In 2017, the HM London conference's Marxist feminist stream invites critical Marxist feminist thinking on the processes and strategies of excision and silencing as described above, but also on elaborating on the ways in which the important struggles of the past years can lead to the emergence and consolidation of revolutionary feminist movements worldwide. We invite papers that re-work Alexandra Kollontai's question 'what has the October Revolution done for women in the West?' (1927) to which we add the question 'what has the October Revolution done for Women in the East?' as well as a series of other questions:
How has Marxist feminism approached the legacy of revolutions so far?
Are there Marxist feminist theorisations of the revolution today that can operate against the neo-fascist offensive in its alliance with contemporary capitalism?
What are the sites of Marxist feminist revolutionary pedagogy today?
What is the connection of social movements against racism to the Marxist feminist critique of revolutions?
What has the November Revolution, and Rosa Luxemburg's murder, achieved in terms of burying the issue of female revolutionary leaders for most of the 20th century?
What is the experience of women as participants in, or leaders of, revolutions beyond Europe? What feminist politics have informed those experiences? How can we expand a transnational, even global dialogue as a shared space for negotiating a possibly collective experience?
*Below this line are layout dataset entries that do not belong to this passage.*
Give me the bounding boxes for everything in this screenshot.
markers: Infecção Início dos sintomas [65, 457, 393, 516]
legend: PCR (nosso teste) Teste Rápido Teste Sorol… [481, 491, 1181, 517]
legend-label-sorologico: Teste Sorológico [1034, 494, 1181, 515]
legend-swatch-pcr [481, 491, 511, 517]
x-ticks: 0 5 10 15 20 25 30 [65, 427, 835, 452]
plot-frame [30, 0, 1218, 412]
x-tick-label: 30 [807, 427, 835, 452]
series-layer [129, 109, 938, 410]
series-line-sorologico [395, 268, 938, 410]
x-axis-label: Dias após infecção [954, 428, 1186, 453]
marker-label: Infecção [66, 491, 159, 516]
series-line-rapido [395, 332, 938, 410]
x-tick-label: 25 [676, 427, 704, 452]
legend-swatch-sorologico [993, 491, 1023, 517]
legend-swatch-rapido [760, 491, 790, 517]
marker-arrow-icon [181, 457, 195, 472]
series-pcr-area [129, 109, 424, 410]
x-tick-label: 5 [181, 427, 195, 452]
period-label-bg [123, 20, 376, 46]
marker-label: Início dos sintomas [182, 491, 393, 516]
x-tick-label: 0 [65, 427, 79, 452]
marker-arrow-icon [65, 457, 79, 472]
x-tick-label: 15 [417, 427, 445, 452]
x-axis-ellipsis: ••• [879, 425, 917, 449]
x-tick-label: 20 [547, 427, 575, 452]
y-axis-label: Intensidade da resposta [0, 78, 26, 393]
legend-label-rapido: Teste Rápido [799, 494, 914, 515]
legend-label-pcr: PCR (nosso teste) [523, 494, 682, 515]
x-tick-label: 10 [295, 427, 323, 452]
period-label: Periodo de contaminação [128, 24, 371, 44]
What are the positions of Marxist feminism on the questions of revolution, violence, and self-defense?
What counts as revolutionary praxis today from the perspectives of Marxist feminism? Does the strike, for instance, allow for a successful imbrication of women's demands concerning production and reproduction, a distinction forced by capitalist economy and economics?
What is the impact of the wage relation (and dependency) on keeping women 'in their place' (in factories, the service industry, the home), ensuring therefore their suppression as a revolutionary force? Or should we have other readings of the wage relation as the ground of economic independence within the actuality of capitalism?
What is the role (and revival) of religion as politics in suppressing or enabling women as a revolutionary force?
Is the abolition or the multiplication of genders a revolutionary utopia that we should strive for in opposing the concrete exploitations of capitalism?
Has the notion of 'passive revolution' been of use to Marxist feminist struggles, or has it been twisted to negate the possibility of 'active revolution'?
What is the relationship of sexual relations to class struggle today as opposed to 1921, when Kollontai wrote a text under this heading?
We hope that contributors to the Marxist feminist stream will bring their own critical questions, of relevance to research and to everyday struggle, to be added to the above provisional list of questions – not least in relation to what and who the social category 'woman' may encompass today as a revolutionary subject beyond a normative biologism. We invite panels, papers, and platforms where such questions can be openly debated with the sense of urgency our times command.